A brutally honest take on reading one of the most difficult—and strangely rewarding—books ever written.

By Fawad Ali Published 9 months ago 2 min read

Review:

Let me start with a confession: I didn’t choose to read Aristotle’s Metaphysics because I thought it would be fun. I chose it because I wanted to challenge myself.

I picked up Metaphysics because I kept hearing Aristotle’s name in smart-sounding YouTube videos and thought, “How hard could it be?” Spoiler: Very.

I wanted to understand the roots of deep philosophical thinking, the kind of stuff that makes you sound smarter in conversations. What I didn’t expect was to be completely overwhelmed—and oddly fascinated—by a book that often felt like trying to solve a riddle written in another dimension.

Reading Metaphysics is not like reading a modern self-help book or a novel. There’s no clear story, no characters to root for, no juicy twists. Instead, you get questions like: What is being? What does it mean to exist? And Aristotle doesn’t exactly hand you the answers. He throws you into the middle of ancient Greek thought and expects you to swim—or at least float—with him.

At first, I sank.

I had to read most paragraphs two or three times. I kept Googling words like “substance,” “essence,” and “potentiality,” even though I thought I knew what they meant. The sentences were long, the structure was dense, and it often felt like Aristotle was arguing with people I’d never heard of—Plato, Parmenides, and some thinkers he never even named. It was like walking into the middle of a heated debate in a foreign language and being expected to contribute.

There were moments I seriously wanted to throw the book across the room. But somehow, I kept coming back to it, like it was daring me to keep going.

But then something weird happened.

After a few chapters (or “books,” as Metaphysics calls them), I started to get into it. I started recognizing patterns in his thinking. Aristotle wasn’t just being difficult—he was trying to untangle reality itself. He asked questions I’d never thought to ask, like whether all things have a cause, and if change means becoming something completely new or just becoming more of what you already are. I felt like I was eavesdropping on a very old, very intense philosophical therapy session.
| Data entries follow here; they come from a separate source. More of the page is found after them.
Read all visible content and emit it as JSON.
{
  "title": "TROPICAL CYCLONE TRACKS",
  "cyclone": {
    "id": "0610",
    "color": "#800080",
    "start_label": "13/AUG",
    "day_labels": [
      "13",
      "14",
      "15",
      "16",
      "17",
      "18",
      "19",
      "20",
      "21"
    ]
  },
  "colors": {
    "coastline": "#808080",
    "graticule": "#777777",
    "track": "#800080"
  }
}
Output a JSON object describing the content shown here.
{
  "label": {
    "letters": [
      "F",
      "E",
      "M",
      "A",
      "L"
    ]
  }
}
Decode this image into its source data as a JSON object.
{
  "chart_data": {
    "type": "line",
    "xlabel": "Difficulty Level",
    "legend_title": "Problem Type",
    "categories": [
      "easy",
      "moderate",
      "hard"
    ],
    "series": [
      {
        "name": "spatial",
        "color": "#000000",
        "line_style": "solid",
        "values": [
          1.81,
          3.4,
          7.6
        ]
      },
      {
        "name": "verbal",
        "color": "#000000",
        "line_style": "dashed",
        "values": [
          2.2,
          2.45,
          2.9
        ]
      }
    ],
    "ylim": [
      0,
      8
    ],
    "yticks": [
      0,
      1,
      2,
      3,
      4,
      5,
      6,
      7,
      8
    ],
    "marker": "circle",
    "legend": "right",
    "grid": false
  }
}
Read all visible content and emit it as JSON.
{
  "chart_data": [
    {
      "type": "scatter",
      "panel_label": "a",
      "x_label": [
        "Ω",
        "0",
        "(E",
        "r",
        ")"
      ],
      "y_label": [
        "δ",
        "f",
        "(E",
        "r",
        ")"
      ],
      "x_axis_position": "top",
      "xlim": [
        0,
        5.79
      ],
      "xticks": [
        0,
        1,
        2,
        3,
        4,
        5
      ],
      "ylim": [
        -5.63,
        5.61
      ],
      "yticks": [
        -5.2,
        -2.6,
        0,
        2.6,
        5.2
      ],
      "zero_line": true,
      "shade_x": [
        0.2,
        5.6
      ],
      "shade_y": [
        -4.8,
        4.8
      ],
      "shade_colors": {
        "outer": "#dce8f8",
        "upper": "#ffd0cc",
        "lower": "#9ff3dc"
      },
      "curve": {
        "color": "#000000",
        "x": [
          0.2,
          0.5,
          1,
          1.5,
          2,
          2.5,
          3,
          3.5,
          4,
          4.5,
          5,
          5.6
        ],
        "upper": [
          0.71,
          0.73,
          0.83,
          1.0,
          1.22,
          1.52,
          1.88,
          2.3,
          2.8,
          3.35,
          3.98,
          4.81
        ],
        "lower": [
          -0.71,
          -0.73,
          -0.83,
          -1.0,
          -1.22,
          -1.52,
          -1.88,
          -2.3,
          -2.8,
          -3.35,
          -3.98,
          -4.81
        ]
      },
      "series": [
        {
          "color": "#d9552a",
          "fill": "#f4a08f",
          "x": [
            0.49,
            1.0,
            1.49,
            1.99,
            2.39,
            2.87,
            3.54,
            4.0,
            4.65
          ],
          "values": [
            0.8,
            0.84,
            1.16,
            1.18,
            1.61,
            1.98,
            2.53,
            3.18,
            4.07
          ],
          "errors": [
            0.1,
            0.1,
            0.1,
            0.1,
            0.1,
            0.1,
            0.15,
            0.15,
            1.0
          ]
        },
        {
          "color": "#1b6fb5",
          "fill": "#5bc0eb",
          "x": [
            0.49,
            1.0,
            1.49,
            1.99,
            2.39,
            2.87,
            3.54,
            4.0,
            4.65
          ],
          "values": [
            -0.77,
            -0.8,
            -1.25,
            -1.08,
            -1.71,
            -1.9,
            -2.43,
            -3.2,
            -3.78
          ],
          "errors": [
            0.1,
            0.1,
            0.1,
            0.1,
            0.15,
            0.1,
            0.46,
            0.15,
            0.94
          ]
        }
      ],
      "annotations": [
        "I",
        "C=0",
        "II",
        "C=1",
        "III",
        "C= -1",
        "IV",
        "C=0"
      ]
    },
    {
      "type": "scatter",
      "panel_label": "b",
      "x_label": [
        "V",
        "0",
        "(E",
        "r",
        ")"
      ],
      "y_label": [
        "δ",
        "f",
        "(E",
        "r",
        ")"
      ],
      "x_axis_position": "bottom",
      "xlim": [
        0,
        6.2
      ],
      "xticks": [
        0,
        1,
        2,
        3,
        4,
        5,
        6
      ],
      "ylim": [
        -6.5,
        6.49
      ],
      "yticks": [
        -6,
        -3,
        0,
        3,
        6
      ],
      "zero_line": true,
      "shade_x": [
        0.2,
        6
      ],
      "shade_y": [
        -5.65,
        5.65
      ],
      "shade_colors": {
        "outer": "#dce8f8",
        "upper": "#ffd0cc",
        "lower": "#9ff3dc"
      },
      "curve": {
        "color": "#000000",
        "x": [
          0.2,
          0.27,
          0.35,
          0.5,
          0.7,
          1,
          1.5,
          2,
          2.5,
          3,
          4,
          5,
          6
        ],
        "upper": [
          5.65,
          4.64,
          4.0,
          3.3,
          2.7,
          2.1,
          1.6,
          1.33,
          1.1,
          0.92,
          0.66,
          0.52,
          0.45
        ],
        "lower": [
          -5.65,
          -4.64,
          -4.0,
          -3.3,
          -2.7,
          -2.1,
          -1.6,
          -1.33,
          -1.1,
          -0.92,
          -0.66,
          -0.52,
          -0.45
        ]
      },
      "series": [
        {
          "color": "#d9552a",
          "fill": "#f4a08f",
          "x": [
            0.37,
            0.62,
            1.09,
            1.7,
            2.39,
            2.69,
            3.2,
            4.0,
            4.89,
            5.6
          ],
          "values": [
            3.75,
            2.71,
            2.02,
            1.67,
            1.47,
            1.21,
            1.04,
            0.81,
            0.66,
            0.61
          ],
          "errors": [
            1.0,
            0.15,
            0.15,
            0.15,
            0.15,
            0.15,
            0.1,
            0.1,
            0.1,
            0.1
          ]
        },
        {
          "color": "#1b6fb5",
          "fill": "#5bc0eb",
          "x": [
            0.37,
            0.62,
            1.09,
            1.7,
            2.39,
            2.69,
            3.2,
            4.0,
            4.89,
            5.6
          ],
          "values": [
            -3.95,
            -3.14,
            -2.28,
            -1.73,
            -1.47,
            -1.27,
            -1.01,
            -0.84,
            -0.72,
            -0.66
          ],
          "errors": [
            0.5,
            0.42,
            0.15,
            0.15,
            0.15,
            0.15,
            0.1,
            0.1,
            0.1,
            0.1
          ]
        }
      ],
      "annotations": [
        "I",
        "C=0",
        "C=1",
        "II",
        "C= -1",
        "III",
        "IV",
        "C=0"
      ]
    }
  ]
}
Some ideas genuinely blew my mind. For example, Aristotle talks about the “unmoved mover”—a first cause that sets everything in motion but is itself unchanged. That idea alone made me pause and stare at the wall for a few minutes. It’s the kind of thought that doesn’t give you answers right away but sits in the back of your mind like a mysterious box, waiting to be opened later.

Even though I didn’t fully understand every part, I felt like I had a conversation with someone much smarter than me, and that was oddly inspiring.

By the time I reached the end, I didn’t feel smarter—I felt stretched. Like my brain had done yoga for the first time and was sore but strangely satisfied. I may not have understood everything, but I understood something. And maybe that’s what Aristotle wanted all along—not perfect knowledge, but a thirst for wisdom.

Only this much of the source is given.